Jan Reicher is president of the Jewish Community Relations Council Bay Area and a former board member of Shalom Bayit, the domestic-abuse prevention nonprofit. “I’m very much bracing myself because it’s not completely celebratory,” she said about the release of hostages. “We’re going to be getting a lot of bad news, especially the women coming out and what they’ve endured — things we can’t even imagine, we’re going to learn. It’s going to be a triggering event, and it’s going to be prolonged. How can any of us with any ounce of compassion not be triggered?”
The impacts of the Israel-Hamas war have reverberated in Jewish communities across the globe as images of the destruction in Gaza filled newspapers, television screens and social media feeds, unleashing waves of anti-Israel and anti-Jewish animosity in schools, workplaces and in chambers of local governments.
Senior Rabbi Jacqueline Mates-Muchin of Reform Temple Sinai in Oakland said the war has led to a “heartbreaking” amount of hate in Oakland, including in the public school district, which dozens of Jewish families have left because of antisemitic harassment and staunch anti-Israel activism from teachers.
“I’ve heard of people breaking up relationships,” she said, over issues surrounding the war. “People have talked to me about feeling more isolated, feeling like the political circles that they used to be a part of don’t feel welcoming — or feel inappropriate at this point.”
While she is hopeful that a cease-fire could improve the situation in the Middle East, she is not optimistic it will calm anti-Jewish sentiment in the Bay Area.
“I think things are too far gone,” she said. “I think the roots of antisemitism run really, really deep.”
Bloom’s congregants, too, are intimately tied to Oakland. With every new development coming out of Israel, he said, they felt its effects in their daily lives whether in the form of hateful graffiti or tense interactions at school or work.
“They face this stuff every day, so there is hope in anticipation that it will die down slightly,” Bloom said. “But there are an awful lot of people invested in the destruction of Israel, still.”
For Myrna Melgar, a member of San Francisco’s Board of Supervisors, news of a deal brought some modicum of comfort after a year of destruction.
“Let me just say I am relieved and have prayed and desperately yearned for [the] release of the hostages and peace,” she texted J. while traveling Thursday.

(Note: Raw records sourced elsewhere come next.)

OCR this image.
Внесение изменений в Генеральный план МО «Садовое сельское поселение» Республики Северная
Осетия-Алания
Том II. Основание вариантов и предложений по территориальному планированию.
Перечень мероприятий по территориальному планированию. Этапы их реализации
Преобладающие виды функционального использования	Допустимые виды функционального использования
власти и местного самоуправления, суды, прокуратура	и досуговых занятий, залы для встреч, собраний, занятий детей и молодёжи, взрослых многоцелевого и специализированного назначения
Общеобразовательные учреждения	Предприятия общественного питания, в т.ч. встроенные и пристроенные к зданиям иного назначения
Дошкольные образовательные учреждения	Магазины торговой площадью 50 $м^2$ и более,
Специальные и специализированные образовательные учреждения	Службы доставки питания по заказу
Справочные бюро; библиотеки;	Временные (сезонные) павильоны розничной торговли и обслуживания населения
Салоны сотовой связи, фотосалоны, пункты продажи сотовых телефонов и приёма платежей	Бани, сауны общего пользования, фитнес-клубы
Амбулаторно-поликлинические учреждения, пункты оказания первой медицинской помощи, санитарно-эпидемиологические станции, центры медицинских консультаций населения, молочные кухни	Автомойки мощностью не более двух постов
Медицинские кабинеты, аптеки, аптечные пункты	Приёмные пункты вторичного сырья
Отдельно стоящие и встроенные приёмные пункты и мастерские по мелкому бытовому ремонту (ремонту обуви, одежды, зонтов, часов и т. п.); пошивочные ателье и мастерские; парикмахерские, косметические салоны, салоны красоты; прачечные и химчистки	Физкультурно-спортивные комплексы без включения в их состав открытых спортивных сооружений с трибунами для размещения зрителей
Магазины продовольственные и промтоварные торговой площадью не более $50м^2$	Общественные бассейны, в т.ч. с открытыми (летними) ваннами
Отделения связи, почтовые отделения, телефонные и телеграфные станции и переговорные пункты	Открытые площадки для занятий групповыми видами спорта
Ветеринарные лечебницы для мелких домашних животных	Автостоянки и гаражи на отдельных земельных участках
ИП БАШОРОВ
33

The JCRC Bay Area, which has been actively combating antisemitism and strident anti-Israel sentiment across the region for the last 15 months, called the deal a “moment of hope.”
“Since October 7, 2023, the Bay Area Jewish community and Jews around the world have been in anguish over the mass murder of Israelis, the hostage crisis and ongoing war in Gaza, and the global surge of antisemitism,” JCRC CEO Tye Gregory said in a statement. “We hope this hostage deal — if executed in full — will mark the beginning of the end of this 15-month nightmare.”